It is a line that I've heard many times since I came here but it really does hit a nerve: "Your Chinese is fine; why would you need to learn more Chinese?" It isn't the inquiry itself that is grating but the tone: bewilderment. I struggle not to shriek when I hear such, isn't it a good thing that one seeks to improve one's self as a natural desire? Shouldn't only the opposite, the desire not to learn, be the really bewildering thing?
Interestingly, the query has been asked of me twice in the last week, both in different ways: the first, inappropriately, by a language teacher, and secondly by a colleague. The colleague actually went about it the best by enriching the initial question with follow up questions and statements that validated it: "But surely you come to a point when you should be happy with what you've learnt." Perhaps, we all do reach a point when we, for any field, cease inquiry, cease to ensure that progress has been made. It is a point; however, I'm lusting after Chinese language. And being in China makes this all the more irresistable.
On Monday, I went to karaoke with some of the office staff and a couple of teachers. The some of the office staff were knocked back by the fact that I can actually speak Chinese well; they hardly knew this because in the office I refuse to speak Chinese except when inquiring about Chinese words I hear or see. This adherence to a professional principle, to never speak Chinese to students or usual staff, has probably hindered my progress. But I refuse to bend. Most of the students I teach on a regular basis have intuited that I have an unknown level of Chinese, but the staff were mostly in the dark. I sang a complete song in Cantonese for the first time. It'd caught my ear while listening to a collection and then I could only channel my past frustrations through full throated renditions of its plantive lyrics. One of the desk girls came over and proposed singing along with me for a few other Cantonese songs to which I agreed: I struggled immensely, not having practiced to the same extent as my chosen song.
Today, I have class with my new teacher and I've overprepared myself in all honesty. I met her through a colleague and then after thinking through how I'd best learn, presented on paper what I thought would be a good system of study. She approved of it so thus I'm facing another phase for my learning: having a teacher. This might be cruel wording: my school does, in fact, offer us a teacher; but she is untrained and of the wrong temperament to be a teacher of any strong impact. We do learn words and have a Chinese environment for an hour before she disappears again for another week.
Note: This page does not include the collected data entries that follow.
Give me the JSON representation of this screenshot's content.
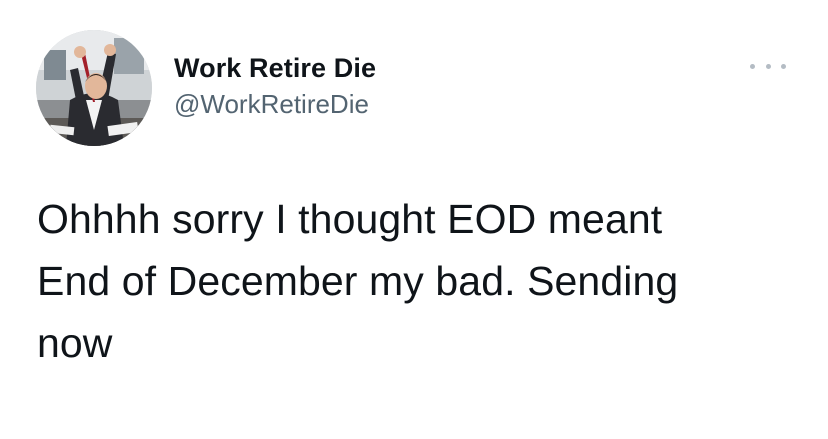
{
  "tweet": {
    "author": {
      "display_name": "Work Retire Die",
      "handle": "@WorkRetireDie",
      "avatar_icon": "avatar-photo-icon"
    },
    "more_icon": "more-options-icon",
    "text_lines": [
      "Ohhhh sorry I thought EOD meant",
      "End of December my bad. Sending",
      "now"
    ]
  },
  "colors": {
    "text_primary": "#0f1419",
    "text_secondary": "#536471",
    "icon_muted": "#b4bcc4",
    "background": "#ffffff"
  }
}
Outside of class, I'm finally using more Chinese too with a regular dinner companion, a local, who not only doesn't mind me using Mandarin but occasionally fires a few Cantonese phrases at me to keep my awake. It all gives me hope that I might actually have some hope of tidying up my Chinese.
It is hard not to think about language when you are an English teacher. Even when I conduct our placement tests I am absorbing language from the pure beginners, who ask me whether I can speak Chinese in Chinese in an interview to determine their English proficiency. There are also the echoes of questions I ask: I ask English and a perfect translation of it is emitted in Mandarin or Cantonese as the interviewee considers how best to answer. Sometimes it is a bizarre mixture of both:
"What movies do you like?"
"Gongfu movies," the reply comes.
"What kind of movies are they?" I ask even knowing Gongfu is the Chinese word from which we get Kungfu.
"Do you know Chinese Gongfu?" they ask.
"No, what is that?" I deny and ask.
The student looks to the ceiling considering how to explain for a moment; after that moment passes and still no explanation comes I thought I'd better help.
"Do you mean Kungfu?"
"No." Oh dear, are you sure?
"Do you mean fighting movies?"
The student pauses: "Maybe," looking not sure where I was coming from.
"Do you mean kungfu movies?" I ask again, with a kungfu pose.
And maybe many rascally shtudents can't help but speak Chinese on school grounds, which to me is galling: Don't you want to learn English? Wouldn't you rather keep this as a haven of English than pollute it with the ease of your mother tongue? The answer is yes, since for most people, English is an obligation to be accepted, and hopefully avoided. Probably since I have such a strong discipline about not using Chinese myself on school grounds it generates a rather blinding impulse to eliminate all those who dare enjoy the luxury of speaking in Chinese. In Taiwan, I barely spoke English in the language building and was better for it, after all. One student, though speaking "English", adds Cantonese sentence endings to everything: "Really aaaarr?" and thus drives me nuts. I'd be concentrating on an explanation for another student when the "laaaaaar" from afar hits my tympanum with such a thud that all thought and speech comes to a crashing halt forcing me to stride up to the student and beg her to show some restraint.
Language is a nourishing liquid that surrounds this school of fish; it is what we oblivously swim in regardless of where we are. Let's all enjoy the crashing waves or the smooth waters of lakes.